Research Paper: Who Is the Next "Wolf of Wall Street"? Detection of Financial Intermediary Misconduct
Our study will be published in the Journal of the Association for Information Systems (JAIS).
The pre-final version of our paper can be downloaded here.
Financial intermediaries are essential for investors’ participation in financial markets. Due to their position within the financial system, intermediaries committing misconduct not only harm investors but also undermine trust in the financial system, which ultimately has a significant negative impact on the economy as a whole. Building upon information manipulation theory as well as warranting theory and making use of self-disclosed data with varying levels of external verification, we propose different classifiers that automatically detect financial intermediaries committing misconduct.
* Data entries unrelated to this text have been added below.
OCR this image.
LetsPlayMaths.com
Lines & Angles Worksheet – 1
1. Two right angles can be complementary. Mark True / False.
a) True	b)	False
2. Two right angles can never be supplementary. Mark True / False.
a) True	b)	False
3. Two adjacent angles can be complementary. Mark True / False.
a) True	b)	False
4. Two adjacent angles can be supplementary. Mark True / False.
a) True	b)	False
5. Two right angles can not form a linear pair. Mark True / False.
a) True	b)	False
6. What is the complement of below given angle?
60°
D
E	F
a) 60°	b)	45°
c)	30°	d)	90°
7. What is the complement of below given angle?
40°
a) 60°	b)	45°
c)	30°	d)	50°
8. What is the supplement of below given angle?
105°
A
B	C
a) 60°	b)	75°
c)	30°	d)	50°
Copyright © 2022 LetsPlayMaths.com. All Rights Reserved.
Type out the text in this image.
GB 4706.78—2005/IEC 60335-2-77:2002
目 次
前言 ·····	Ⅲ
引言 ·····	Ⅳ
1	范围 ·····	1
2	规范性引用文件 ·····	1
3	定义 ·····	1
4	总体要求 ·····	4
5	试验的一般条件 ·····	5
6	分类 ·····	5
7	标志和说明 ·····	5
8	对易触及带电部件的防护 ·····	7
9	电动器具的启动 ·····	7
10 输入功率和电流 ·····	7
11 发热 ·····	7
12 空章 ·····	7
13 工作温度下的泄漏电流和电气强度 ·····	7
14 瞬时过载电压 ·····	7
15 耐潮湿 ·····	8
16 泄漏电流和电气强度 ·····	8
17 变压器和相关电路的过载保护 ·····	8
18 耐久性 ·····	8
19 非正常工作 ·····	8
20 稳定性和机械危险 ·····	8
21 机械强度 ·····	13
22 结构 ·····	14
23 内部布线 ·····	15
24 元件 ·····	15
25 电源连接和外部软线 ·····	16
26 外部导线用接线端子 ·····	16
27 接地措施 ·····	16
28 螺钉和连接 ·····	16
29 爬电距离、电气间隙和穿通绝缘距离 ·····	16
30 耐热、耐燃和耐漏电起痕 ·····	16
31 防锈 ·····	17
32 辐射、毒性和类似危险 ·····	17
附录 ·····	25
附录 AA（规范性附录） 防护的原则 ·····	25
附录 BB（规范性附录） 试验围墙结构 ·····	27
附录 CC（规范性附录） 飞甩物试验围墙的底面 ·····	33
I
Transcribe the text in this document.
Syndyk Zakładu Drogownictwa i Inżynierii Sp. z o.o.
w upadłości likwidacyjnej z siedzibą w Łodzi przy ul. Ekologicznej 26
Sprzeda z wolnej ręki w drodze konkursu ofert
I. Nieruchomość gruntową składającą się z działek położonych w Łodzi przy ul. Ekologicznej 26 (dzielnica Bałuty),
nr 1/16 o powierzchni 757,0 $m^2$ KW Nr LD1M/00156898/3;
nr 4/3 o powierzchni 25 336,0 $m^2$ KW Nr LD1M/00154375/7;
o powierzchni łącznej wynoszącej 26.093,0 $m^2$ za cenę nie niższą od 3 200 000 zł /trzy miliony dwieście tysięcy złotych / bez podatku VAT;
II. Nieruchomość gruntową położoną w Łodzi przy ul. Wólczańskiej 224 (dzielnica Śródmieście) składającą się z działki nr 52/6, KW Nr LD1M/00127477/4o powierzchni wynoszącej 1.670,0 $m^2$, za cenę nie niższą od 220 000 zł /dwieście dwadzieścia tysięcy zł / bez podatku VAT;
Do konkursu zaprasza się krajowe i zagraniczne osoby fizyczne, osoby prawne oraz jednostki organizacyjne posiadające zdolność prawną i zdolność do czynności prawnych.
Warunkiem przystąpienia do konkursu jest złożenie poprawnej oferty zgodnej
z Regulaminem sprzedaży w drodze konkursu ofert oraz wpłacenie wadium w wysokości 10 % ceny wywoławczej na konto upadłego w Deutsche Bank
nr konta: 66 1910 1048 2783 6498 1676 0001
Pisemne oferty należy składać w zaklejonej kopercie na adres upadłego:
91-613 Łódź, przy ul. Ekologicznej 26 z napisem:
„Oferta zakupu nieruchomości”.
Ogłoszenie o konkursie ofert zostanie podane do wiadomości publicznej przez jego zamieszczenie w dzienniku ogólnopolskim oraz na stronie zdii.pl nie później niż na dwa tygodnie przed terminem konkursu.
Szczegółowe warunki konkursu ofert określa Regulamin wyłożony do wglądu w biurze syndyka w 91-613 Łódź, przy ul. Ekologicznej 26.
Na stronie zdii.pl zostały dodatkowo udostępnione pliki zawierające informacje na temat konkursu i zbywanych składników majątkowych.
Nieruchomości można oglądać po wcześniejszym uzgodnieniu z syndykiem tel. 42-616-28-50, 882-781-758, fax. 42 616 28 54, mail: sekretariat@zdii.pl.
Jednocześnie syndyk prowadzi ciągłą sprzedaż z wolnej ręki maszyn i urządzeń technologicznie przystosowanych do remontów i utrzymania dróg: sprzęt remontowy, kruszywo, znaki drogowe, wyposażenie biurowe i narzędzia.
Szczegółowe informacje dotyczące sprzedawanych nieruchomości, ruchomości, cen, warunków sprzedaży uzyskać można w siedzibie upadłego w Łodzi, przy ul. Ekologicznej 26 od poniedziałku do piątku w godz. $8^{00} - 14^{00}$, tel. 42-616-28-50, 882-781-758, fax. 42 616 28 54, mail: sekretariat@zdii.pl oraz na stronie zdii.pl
Therefore, we focus on self-disclosed information by financial intermediaries on the business network LinkedIn. We match user profiles with regulatory-disclosed information and use this data for classifier training and evaluation. We find that self-disclosed information provides valuable input to detect financial intermediary misconduct. Regarding external verification, our classifiers achieve the best predictive performance when additionally taking regulatory-confirmed information into account. These results are supported by an economic evaluation. Our findings are highly relevant for both investors and regulators in order to identify financial intermediaries committing misconduct and thus contribute to the societal challenge of building and ensuring trust in the financial system.